I have carefully reviewed the facts and circumstances of this case. I have considered the impact on those children. I have thought about the accused's background, and having considered all of those factors I find that in this case it would be contrary to the public interest to grant a discharge given the injuries suffered, given that the accused stated and planned to deliver the spanking for the misbehaviour, and given that the spanking was delivered in whole or in part as a response to reporting that abuse.
We want to encourage children to report such abuse. In this case G.V.1 was, in part, punished because she told her teacher and the accused told her next time she would get 12 slaps. These facts increase the seriousness of the offence, which is already an assault causing bodily harm, and increase the moral culpability of the accused.

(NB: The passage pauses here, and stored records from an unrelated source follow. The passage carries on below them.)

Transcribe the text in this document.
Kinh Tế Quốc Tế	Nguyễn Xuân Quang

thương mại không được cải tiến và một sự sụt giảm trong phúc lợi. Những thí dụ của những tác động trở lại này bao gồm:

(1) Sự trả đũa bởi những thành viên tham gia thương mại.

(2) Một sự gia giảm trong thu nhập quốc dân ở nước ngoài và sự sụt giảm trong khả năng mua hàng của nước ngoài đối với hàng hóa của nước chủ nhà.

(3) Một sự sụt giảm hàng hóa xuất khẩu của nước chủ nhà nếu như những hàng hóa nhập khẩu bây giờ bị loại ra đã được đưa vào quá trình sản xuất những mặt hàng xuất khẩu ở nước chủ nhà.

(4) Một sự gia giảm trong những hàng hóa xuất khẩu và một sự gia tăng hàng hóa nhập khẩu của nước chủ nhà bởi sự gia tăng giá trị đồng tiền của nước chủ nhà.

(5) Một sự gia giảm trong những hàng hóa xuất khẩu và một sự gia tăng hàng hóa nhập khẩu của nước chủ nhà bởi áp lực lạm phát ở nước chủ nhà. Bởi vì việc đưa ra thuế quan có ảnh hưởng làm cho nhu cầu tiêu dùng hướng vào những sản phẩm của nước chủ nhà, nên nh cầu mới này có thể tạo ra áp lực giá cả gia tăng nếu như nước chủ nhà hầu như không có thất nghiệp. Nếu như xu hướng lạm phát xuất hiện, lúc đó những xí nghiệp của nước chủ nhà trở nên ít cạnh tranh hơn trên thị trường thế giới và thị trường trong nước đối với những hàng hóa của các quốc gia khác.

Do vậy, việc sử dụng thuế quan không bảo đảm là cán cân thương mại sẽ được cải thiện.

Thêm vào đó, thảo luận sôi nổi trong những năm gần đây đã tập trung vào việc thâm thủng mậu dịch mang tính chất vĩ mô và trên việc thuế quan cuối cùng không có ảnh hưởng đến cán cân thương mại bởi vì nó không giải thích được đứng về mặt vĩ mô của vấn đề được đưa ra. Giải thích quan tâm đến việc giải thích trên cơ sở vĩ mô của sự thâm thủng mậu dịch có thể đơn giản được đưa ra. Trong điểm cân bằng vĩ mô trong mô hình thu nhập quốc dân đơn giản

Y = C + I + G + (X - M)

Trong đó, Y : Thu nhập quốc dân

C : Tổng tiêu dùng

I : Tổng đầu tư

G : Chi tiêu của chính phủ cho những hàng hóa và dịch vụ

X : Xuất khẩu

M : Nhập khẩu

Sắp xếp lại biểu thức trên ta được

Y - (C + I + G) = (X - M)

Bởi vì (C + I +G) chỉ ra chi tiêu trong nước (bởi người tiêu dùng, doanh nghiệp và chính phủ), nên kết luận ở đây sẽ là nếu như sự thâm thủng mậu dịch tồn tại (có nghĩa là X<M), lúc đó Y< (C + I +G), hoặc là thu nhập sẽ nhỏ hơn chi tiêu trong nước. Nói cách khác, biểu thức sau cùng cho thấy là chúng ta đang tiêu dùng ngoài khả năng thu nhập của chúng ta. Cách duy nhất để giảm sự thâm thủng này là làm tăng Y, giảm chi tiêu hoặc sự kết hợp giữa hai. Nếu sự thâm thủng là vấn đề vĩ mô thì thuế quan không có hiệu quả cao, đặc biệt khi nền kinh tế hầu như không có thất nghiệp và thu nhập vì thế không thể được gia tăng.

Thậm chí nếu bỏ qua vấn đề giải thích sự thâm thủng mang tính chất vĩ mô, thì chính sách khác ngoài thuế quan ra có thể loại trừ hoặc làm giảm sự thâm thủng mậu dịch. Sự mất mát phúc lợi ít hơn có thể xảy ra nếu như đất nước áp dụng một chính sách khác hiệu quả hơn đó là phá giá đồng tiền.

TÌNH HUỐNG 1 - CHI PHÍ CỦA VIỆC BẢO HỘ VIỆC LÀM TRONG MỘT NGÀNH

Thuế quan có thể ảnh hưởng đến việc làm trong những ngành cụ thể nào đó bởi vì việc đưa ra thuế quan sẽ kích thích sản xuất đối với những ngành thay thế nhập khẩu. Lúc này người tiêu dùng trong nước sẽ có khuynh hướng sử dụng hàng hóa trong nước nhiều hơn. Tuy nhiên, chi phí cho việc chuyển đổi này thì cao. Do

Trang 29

For those reasons, I find it contrary to the public interest to grant you a conditional discharge.
Sentence Imposed
I find that a sentence that denounces the conduct, while, at the same time, assists you in your rehabilitation and acknowledges your lack of prior record and positive reputation is best achieved through a suspended sentence and a period of probation for 15 months.
If you could stand, sir?
As indicated, I have suspended the passing of sentence and I am placing you on probation for 15 months on the following terms and conditions:
You are to keep the peace and be of good behaviour;
You are to appear before the Court if and when required to do so;
You are to notify the Court or probation office in advance of any change of your name, your address, employment or occupation;
You will report in person today to a probation officer and thereafter as and when required;
You are not to communicate or associate directly or indirectly with G.V.1 or G.V.2 except if supervised by their parents and with the prior consent of the Children's Aid Society or other authorities;
You are not to attend within 500 metres of their place of residence, except if supervised by their parents and except with the written consent of the Children's Aid Society;
As directed by the probation officer, you will attend for any assessment, treatment and/or counselling as may be directed by them as it pertains to anger management and family counselling;
You will sign any and all releases as required by the probation office so that they can monitor your attendance and progress at any such counselling sessions;
You are to perform 50 hours of community service over the 15 months. This work is to commence within the next 60 days and will be completed at a rate of not less than five hours per month on consecutive months;
If deemed appropriate by the Children's Aid Society and if, and only with the consent of G.V.2 and G.V.1's parents, you are to write letters of apology to them. You indicated in the Pre-Sentence Report that you had not had that opportunity. I am going to give that opportunity but it will only be provided to the children if Dr. Palframan, the Children's Aid Society and their parents feel that it is appropriate that the letter of apology be provided to them. That letter would be delivered to the probation office and thereafter, once those preconditions are met, that letter may or may not be forwarded to them;
The Victim Fine Surcharge is waived.